Sanksi bagi pihak perguruan tinggi itu tertera dalam Pasal 19 Permendikbud 30 tahun 2021. Berikut isinya:
Pasal 19
Perguruan tinggi yang tidak melakukan pencegahan dan penanganan kekerasan seksual dikenai sanksi administratif berupa:
a. penghentian bantuan keuangan atau bantuan sarana dan prasarana untuk perguruan tinggi dan/atau
b. penurunan tingkat akreditasi untuk perguruan tinggi.
Penolakan Permendikbud 30 karena dianggap legalkan zina Detik
Diketahui Peraturan Menteri Pendidikan, Kebudayaan, Riset dan Teknologi Nomor 30 tahun 2021 menjadi pertentangan bagi para tokoh politik.
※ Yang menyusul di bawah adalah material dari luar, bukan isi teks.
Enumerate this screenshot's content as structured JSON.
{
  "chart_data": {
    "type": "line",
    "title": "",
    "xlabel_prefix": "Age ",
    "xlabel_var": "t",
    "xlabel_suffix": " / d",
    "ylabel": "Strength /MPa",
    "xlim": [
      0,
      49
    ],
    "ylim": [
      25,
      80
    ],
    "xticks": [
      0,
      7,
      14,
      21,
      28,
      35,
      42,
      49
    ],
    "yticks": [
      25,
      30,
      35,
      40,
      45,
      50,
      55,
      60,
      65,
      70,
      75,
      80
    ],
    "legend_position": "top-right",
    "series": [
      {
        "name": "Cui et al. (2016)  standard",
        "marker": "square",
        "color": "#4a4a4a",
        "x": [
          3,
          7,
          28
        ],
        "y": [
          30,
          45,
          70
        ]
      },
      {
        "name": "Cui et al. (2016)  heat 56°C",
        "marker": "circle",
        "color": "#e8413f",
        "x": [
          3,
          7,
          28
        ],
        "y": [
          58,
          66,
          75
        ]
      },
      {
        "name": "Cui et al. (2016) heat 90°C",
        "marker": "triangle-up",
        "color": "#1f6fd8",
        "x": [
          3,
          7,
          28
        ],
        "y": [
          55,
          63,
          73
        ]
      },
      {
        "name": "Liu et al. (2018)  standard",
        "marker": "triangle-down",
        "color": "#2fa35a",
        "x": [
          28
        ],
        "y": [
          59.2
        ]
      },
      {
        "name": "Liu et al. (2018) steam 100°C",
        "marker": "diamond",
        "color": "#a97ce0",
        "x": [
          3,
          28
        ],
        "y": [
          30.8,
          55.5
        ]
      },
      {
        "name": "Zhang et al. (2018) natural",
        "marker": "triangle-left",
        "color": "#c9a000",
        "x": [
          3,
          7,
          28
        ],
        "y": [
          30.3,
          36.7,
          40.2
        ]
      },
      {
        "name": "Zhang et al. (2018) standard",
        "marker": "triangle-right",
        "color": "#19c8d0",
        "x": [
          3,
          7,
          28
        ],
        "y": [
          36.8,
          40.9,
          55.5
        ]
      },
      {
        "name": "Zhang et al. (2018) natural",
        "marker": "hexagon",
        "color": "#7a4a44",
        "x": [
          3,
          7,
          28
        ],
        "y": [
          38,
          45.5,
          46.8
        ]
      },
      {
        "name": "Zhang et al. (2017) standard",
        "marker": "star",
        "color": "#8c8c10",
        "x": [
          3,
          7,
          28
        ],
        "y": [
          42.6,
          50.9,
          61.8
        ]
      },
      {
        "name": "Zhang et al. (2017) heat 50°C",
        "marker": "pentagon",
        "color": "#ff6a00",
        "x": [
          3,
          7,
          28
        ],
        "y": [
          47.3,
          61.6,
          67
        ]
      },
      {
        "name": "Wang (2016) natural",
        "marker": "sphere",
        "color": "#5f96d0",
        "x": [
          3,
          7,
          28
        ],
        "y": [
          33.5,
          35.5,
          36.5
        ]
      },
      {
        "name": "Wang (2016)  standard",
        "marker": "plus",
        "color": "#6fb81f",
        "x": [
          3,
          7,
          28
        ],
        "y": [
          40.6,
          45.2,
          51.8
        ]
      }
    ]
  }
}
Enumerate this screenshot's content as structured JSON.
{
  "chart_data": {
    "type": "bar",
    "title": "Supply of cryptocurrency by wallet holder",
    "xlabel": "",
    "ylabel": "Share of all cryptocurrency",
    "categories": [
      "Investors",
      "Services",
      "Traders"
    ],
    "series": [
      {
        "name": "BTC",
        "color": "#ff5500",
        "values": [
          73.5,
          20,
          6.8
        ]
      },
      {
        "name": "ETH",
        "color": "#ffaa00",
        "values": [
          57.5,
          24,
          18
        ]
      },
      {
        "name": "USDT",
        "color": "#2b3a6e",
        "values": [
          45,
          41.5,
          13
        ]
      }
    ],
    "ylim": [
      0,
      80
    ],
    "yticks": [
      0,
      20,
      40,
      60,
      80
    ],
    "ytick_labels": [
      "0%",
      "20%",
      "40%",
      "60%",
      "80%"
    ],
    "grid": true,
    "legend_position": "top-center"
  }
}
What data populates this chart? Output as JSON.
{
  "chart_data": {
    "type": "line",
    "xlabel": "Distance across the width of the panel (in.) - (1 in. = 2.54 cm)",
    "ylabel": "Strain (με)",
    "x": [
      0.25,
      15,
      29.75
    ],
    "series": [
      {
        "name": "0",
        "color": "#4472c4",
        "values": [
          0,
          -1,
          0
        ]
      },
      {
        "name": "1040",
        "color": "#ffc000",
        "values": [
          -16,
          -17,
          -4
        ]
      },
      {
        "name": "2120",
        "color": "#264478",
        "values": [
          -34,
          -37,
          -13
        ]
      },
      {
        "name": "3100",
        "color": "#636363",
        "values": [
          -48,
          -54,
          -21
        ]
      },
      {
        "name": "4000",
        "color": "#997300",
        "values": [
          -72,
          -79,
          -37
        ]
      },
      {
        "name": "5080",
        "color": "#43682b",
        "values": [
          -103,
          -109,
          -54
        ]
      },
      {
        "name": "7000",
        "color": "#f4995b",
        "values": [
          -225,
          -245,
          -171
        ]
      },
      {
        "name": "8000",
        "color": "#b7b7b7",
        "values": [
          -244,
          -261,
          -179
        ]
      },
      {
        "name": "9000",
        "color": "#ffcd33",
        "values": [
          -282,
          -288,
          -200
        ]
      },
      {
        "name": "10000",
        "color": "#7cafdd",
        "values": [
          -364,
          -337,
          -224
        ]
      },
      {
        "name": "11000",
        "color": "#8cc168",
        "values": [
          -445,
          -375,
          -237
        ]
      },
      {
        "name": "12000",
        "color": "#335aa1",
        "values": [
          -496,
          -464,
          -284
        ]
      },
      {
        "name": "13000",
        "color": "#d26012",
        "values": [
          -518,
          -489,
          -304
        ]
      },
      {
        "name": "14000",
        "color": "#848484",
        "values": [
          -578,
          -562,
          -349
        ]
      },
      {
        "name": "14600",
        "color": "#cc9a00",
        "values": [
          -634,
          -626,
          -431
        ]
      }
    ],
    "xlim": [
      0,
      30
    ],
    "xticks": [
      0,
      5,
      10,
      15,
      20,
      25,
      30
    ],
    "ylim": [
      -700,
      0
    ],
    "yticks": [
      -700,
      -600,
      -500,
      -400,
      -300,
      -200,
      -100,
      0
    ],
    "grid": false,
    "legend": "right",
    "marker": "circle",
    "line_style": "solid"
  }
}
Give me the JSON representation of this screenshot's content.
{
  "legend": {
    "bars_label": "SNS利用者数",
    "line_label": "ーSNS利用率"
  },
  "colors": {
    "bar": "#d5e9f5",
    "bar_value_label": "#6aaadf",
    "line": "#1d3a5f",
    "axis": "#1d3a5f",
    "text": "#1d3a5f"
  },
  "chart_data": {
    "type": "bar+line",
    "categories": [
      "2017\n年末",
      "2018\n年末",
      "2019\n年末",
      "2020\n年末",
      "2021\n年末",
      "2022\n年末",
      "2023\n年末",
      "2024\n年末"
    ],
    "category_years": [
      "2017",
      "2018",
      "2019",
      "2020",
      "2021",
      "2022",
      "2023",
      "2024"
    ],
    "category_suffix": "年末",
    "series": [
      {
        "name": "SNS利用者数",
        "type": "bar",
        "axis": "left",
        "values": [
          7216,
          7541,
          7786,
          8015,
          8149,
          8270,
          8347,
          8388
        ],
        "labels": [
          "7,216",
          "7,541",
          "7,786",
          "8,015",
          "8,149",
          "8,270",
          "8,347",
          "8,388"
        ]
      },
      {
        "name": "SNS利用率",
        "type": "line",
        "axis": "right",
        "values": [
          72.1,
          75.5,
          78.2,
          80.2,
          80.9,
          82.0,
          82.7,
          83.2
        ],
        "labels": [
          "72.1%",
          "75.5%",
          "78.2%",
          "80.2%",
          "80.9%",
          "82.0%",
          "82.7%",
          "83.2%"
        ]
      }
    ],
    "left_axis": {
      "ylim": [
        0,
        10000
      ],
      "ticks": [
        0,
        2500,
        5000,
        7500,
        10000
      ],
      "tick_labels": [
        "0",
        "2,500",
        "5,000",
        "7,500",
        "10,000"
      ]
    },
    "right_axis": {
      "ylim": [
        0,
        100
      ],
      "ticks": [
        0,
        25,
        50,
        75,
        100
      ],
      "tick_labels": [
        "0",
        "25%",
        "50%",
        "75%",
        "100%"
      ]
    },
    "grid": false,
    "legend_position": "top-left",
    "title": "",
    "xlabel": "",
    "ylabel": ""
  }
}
Adanya Permendikbud Nomor 30 Tahun 2021 juga membuat para warganet berbondong-bondong meminta bapak Nadiem Makarim selaku Mendikbud untuk mengevaluasinya kembali.
Sebab dianggap legalkan zina, salah satu anggota Dewan Perwakilan Rakyat, Tifatul Sembiring tanggapi Permendikbud Ristek Nomor 30 Tahun 2021.
Tifatul Sembiring merupakan seorang anggota DPR RI yang berasal dari partai keadilan sejahtera atau PKS, ia menolak tegas dan meminta dicabutnya permen tersebut.
Sebenarnya saat RUU PKS diajukan, poin2 yg mengarah kpd sexual assent ini sangat dikritik tokoh2 masyarakat, dikutip Media Magelang dalam cuitan Twitter pribadi @tifsembring, Hari Selasa, 9 November 2021.
Menurut Tifatul, seharusnya permen tidak perlu dibuat mengingat UU mengenai PPKS belum disahkan.
Lah ini justru UU nya belum jadi, udah bikin Permen PPKS. Kebelet amat ya, #CabutPermendikbudristekNo30, lanjutnya.